Along with well-researched training standards, some departments are fortunate enough to work directly with mental health professionals in what is known as the “crisis intervention team” model. As a part of it, brains from several fields – from psychiatry to human resources – assist officers in the field and allow them to make more effective and safe decisions.
In the crisis intervention model, detainees with mental health issues can also be diverted away from the criminal justice system and into psychiatric care. California law already obligates that officers place contacts deemed to be a danger to themselves or others on hold for a psychiatric evaluation. Research suggests that this practice increases use of health services, and that specialized training in general reduces use of force and arrests in certain cases.
Unfortunately, not every department across the country has the resources to implement the crisis intervention team model. Not implementing it puts both officers and the public at greater risk, but some departments may simply not be financially capable of, or willing to, put these policies to practice.
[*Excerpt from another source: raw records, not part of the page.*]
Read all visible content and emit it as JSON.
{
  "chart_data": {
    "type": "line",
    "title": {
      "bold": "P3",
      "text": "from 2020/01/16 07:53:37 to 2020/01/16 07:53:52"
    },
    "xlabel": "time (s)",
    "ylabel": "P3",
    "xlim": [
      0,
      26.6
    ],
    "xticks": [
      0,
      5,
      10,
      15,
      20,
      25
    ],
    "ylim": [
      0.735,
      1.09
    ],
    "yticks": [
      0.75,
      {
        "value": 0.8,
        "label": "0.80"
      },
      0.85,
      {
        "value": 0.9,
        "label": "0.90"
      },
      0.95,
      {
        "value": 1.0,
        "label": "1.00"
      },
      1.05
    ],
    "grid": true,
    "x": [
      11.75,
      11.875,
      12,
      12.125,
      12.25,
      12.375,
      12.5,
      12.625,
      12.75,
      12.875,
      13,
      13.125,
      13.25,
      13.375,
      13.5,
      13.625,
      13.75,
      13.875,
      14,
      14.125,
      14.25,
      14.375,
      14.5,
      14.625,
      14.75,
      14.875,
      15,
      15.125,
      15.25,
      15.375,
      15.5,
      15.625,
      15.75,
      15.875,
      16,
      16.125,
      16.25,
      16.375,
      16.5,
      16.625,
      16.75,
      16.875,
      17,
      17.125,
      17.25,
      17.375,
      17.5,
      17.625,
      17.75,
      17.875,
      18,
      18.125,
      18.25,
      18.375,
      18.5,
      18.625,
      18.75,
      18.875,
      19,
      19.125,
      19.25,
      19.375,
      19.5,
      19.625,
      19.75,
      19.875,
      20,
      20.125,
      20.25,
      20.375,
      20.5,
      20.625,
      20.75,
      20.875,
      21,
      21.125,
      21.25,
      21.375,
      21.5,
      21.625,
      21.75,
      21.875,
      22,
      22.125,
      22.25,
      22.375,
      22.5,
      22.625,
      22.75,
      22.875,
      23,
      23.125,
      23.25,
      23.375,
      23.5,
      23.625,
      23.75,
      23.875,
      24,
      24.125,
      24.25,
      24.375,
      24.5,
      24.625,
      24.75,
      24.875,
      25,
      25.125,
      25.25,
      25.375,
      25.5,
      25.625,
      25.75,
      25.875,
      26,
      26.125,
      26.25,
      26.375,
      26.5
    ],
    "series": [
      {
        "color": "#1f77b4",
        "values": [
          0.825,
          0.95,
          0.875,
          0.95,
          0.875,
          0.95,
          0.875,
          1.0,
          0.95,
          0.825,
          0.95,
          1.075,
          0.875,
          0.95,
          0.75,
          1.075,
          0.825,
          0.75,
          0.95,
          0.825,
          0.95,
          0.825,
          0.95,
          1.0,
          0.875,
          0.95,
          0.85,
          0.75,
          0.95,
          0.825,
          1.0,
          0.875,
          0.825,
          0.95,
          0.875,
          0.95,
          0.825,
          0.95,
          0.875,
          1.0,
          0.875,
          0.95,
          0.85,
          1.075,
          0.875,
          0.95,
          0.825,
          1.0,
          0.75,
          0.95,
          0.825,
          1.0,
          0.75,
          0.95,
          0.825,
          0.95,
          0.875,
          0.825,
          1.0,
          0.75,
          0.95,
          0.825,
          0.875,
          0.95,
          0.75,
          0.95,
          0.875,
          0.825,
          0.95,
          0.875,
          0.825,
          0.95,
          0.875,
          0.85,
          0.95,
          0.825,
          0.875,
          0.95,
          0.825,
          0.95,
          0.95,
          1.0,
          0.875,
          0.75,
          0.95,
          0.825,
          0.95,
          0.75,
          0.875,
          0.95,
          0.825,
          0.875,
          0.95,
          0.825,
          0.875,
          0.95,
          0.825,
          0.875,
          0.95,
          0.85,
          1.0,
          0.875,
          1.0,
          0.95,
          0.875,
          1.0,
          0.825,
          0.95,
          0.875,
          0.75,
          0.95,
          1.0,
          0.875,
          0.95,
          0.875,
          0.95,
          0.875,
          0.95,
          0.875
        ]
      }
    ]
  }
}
Providing funding for these at a federal level would propagate the model and allow for better handling of mental health problems.
Of course, the CARE proposal isn’t entirely without issues. The unions participating in the initiative have called for access to the mental health records of people encountered in the field, information currently barred to officers by federal law. But records access would be a step in the wrong direction. Even if such access was restricted to a person’s mental health information, the potential for a violation of privacy rights would exist.
Implementation of the other parts of the proposal is worth the financial cost. The funds would provide for standardization and the inclusion of mental health experts in law enforcement. These have been proven to be effective in managing mental health-related problems.
Mental health standards and training have the potential to improve the condition of friends and family with mental health issues. Maybe then, discussions about policing might become a bit more pleasant.